Logo Polskiego Radia
POSŁUCHAJ
IAR / PAP
Artur Jaryczewski 21.08.2011

Wyborcze przepychanki. PO zepsuła konwencję SLD

Poseł Witold Gintowt-Dziewałtowski został wykluczony z klubu Sojuszu Lewicy Demokratycznej. Przed południem polityk wystąpił u boku PO, promując program społeczny tej partii.
Dariusz Rosati (L) i poseł SLD Witold Gintowt-Dziewałtowski (P) podczas konferencji prasowej Platformy ObywatelskiejDariusz Rosati (L) i poseł SLD Witold Gintowt-Dziewałtowski (P) podczas konferencji prasowej Platformy Obywatelskiejfot. PAP/Radek Pietruszka

Zobacz galerię: dzień na zdjęciach>>>

Rzecznik SLD Tomasz Kalita powiedział IAR, że decyzja zapadła jednogłośnie. Dodał, że nie ma na razie decyzji o wykluczeniu go z partii. Klub Sojuszu zebrał się zaraz po warszawskiej konwencji wyborczej.

Wcześniej Kalita mówił IAR, że Gintowt-Dziewałtowski "sam wykluczył się z klubu SLD" , w związku ze swoim niedzielnym wystąpieniem.

Witold Gintowt-Dziewałtowski wystąpił na konferencji PO wraz z sekretarzem generalnym Unii Pracy Grzegorzem Pisalskim i byłymi politykami lewicy Bartoszem Arłukowiczem i Dariuszem Rosatim.

Pytany przez dziennikarzy mówił, że na razie nie przewiduje ani wstąpienia do PO ani opuszczenia klubu SLD, a w najbliższym czasie "odda się do dyspozycji" Sojuszu.

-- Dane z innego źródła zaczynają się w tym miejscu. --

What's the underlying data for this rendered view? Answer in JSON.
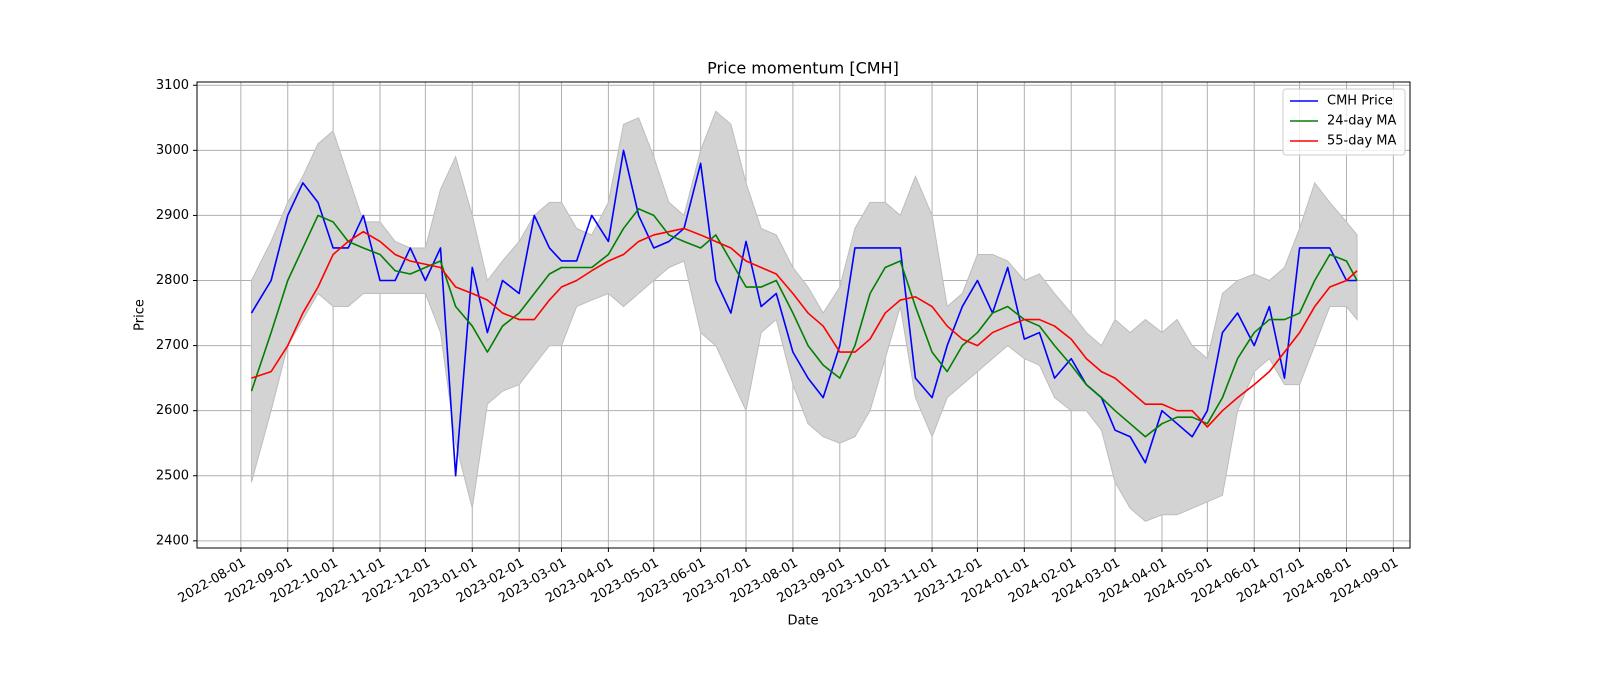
{
  "chart_data": {
    "type": "line",
    "title": "Price momentum [CMH]",
    "x_label": "Date",
    "y_label": "Price",
    "x": [
      "2022-08-08",
      "2022-08-21",
      "2022-09-01",
      "2022-09-11",
      "2022-09-21",
      "2022-10-01",
      "2022-10-11",
      "2022-10-21",
      "2022-11-01",
      "2022-11-11",
      "2022-11-21",
      "2022-12-01",
      "2022-12-11",
      "2022-12-21",
      "2023-01-01",
      "2023-01-11",
      "2023-01-21",
      "2023-02-01",
      "2023-02-11",
      "2023-02-21",
      "2023-03-01",
      "2023-03-11",
      "2023-03-21",
      "2023-04-01",
      "2023-04-11",
      "2023-04-21",
      "2023-05-01",
      "2023-05-11",
      "2023-05-21",
      "2023-06-01",
      "2023-06-11",
      "2023-06-21",
      "2023-07-01",
      "2023-07-11",
      "2023-07-21",
      "2023-08-01",
      "2023-08-11",
      "2023-08-21",
      "2023-09-01",
      "2023-09-11",
      "2023-09-21",
      "2023-10-01",
      "2023-10-11",
      "2023-10-21",
      "2023-11-01",
      "2023-11-11",
      "2023-11-21",
      "2023-12-01",
      "2023-12-11",
      "2023-12-21",
      "2024-01-01",
      "2024-01-11",
      "2024-01-21",
      "2024-02-01",
      "2024-02-11",
      "2024-02-21",
      "2024-03-01",
      "2024-03-11",
      "2024-03-21",
      "2024-04-01",
      "2024-04-11",
      "2024-04-21",
      "2024-05-01",
      "2024-05-11",
      "2024-05-21",
      "2024-06-01",
      "2024-06-11",
      "2024-06-21",
      "2024-07-01",
      "2024-07-11",
      "2024-07-21",
      "2024-08-01",
      "2024-08-08"
    ],
    "band": {
      "color": "#d3d3d3",
      "lower": [
        2490,
        2600,
        2700,
        2740,
        2780,
        2760,
        2760,
        2780,
        2780,
        2780,
        2780,
        2780,
        2720,
        2550,
        2450,
        2610,
        2630,
        2640,
        2670,
        2700,
        2700,
        2760,
        2770,
        2780,
        2760,
        2780,
        2800,
        2820,
        2830,
        2720,
        2700,
        2650,
        2600,
        2720,
        2740,
        2640,
        2580,
        2560,
        2550,
        2560,
        2600,
        2680,
        2760,
        2620,
        2560,
        2620,
        2640,
        2660,
        2680,
        2700,
        2680,
        2670,
        2620,
        2600,
        2600,
        2570,
        2490,
        2450,
        2430,
        2440,
        2440,
        2450,
        2460,
        2470,
        2600,
        2660,
        2680,
        2640,
        2640,
        2700,
        2760,
        2760,
        2740
      ],
      "upper": [
        2800,
        2860,
        2920,
        2960,
        3010,
        3030,
        2960,
        2890,
        2890,
        2860,
        2850,
        2850,
        2940,
        2990,
        2900,
        2800,
        2830,
        2860,
        2900,
        2920,
        2920,
        2880,
        2870,
        2920,
        3040,
        3050,
        2990,
        2920,
        2900,
        3000,
        3060,
        3040,
        2950,
        2880,
        2870,
        2820,
        2790,
        2750,
        2790,
        2880,
        2920,
        2920,
        2900,
        2960,
        2900,
        2760,
        2780,
        2840,
        2840,
        2830,
        2800,
        2810,
        2780,
        2750,
        2720,
        2700,
        2740,
        2720,
        2740,
        2720,
        2740,
        2700,
        2680,
        2780,
        2800,
        2810,
        2800,
        2820,
        2880,
        2950,
        2920,
        2890,
        2870
      ]
    },
    "series": [
      {
        "name": "CMH Price",
        "color": "#0000ff",
        "values": [
          2750,
          2800,
          2900,
          2950,
          2920,
          2850,
          2850,
          2900,
          2800,
          2800,
          2850,
          2800,
          2850,
          2500,
          2820,
          2720,
          2800,
          2780,
          2900,
          2850,
          2830,
          2830,
          2900,
          2860,
          3000,
          2900,
          2850,
          2860,
          2880,
          2980,
          2800,
          2750,
          2860,
          2760,
          2780,
          2690,
          2650,
          2620,
          2700,
          2850,
          2850,
          2850,
          2850,
          2650,
          2620,
          2700,
          2760,
          2800,
          2750,
          2820,
          2710,
          2720,
          2650,
          2680,
          2640,
          2620,
          2570,
          2560,
          2520,
          2600,
          2580,
          2560,
          2600,
          2720,
          2750,
          2700,
          2760,
          2650,
          2850,
          2850,
          2850,
          2800,
          2800
        ]
      },
      {
        "name": "24-day MA",
        "color": "#008000",
        "values": [
          2630,
          2720,
          2800,
          2850,
          2900,
          2890,
          2860,
          2850,
          2840,
          2815,
          2810,
          2820,
          2830,
          2760,
          2730,
          2690,
          2730,
          2750,
          2780,
          2810,
          2820,
          2820,
          2820,
          2840,
          2880,
          2910,
          2900,
          2870,
          2860,
          2850,
          2870,
          2830,
          2790,
          2790,
          2800,
          2750,
          2700,
          2670,
          2650,
          2700,
          2780,
          2820,
          2830,
          2760,
          2690,
          2660,
          2700,
          2720,
          2750,
          2760,
          2740,
          2730,
          2700,
          2670,
          2640,
          2620,
          2600,
          2580,
          2560,
          2580,
          2590,
          2590,
          2580,
          2620,
          2680,
          2720,
          2740,
          2740,
          2750,
          2800,
          2840,
          2830,
          2800
        ]
      },
      {
        "name": "55-day MA",
        "color": "#ff0000",
        "values": [
          2650,
          2660,
          2700,
          2750,
          2790,
          2840,
          2860,
          2875,
          2860,
          2840,
          2830,
          2825,
          2820,
          2790,
          2780,
          2770,
          2750,
          2740,
          2740,
          2770,
          2790,
          2800,
          2815,
          2830,
          2840,
          2860,
          2870,
          2875,
          2880,
          2870,
          2860,
          2850,
          2830,
          2820,
          2810,
          2780,
          2750,
          2730,
          2690,
          2690,
          2710,
          2750,
          2770,
          2775,
          2760,
          2730,
          2710,
          2700,
          2720,
          2730,
          2740,
          2740,
          2730,
          2710,
          2680,
          2660,
          2650,
          2630,
          2610,
          2610,
          2600,
          2600,
          2575,
          2600,
          2620,
          2640,
          2660,
          2690,
          2720,
          2760,
          2790,
          2800,
          2815
        ]
      }
    ],
    "xlim": [
      "2022-07-03",
      "2024-09-12"
    ],
    "xticks": [
      "2022-08-01",
      "2022-09-01",
      "2022-10-01",
      "2022-11-01",
      "2022-12-01",
      "2023-01-01",
      "2023-02-01",
      "2023-03-01",
      "2023-04-01",
      "2023-05-01",
      "2023-06-01",
      "2023-07-01",
      "2023-08-01",
      "2023-09-01",
      "2023-10-01",
      "2023-11-01",
      "2023-12-01",
      "2024-01-01",
      "2024-02-01",
      "2024-03-01",
      "2024-04-01",
      "2024-05-01",
      "2024-06-01",
      "2024-07-01",
      "2024-08-01",
      "2024-09-01"
    ],
    "ylim": [
      2389,
      3105
    ],
    "yticks": [
      2400,
      2500,
      2600,
      2700,
      2800,
      2900,
      3000,
      3100
    ],
    "grid": true,
    "legend": "upper right"
  }
}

Kalita mówił, że był to "ruch nie fair wobec koleżanek i kolegów, szczególnie w kampanii wyborczej". Zaznaczył że Gintowt-Dziewałtowski nie był umieszczony na listach SLD, w związku z tym nie odszedł z tych list.

"SLD nie ucieka pod inne szyldy"

- Rozumiem, że chciał być dalej obecny w parlamencie. Żałujemy, że tak się stało - mówił rzecznik Sojuszu.

Konferencja PO miała miejsce tuż przed rozpoczęciem Konwencji Wyborczej SLD na której Grzegorz Napieralski powiedział, że bez Sojuszu nie da się zmienić Polski.

Przewodniczący SLD mówił, że jego partia wygra kampanię, gdyż pracuje z podniesioną głową i od lat nie zmienia nazwy i nie ucieka pod inne szyldy.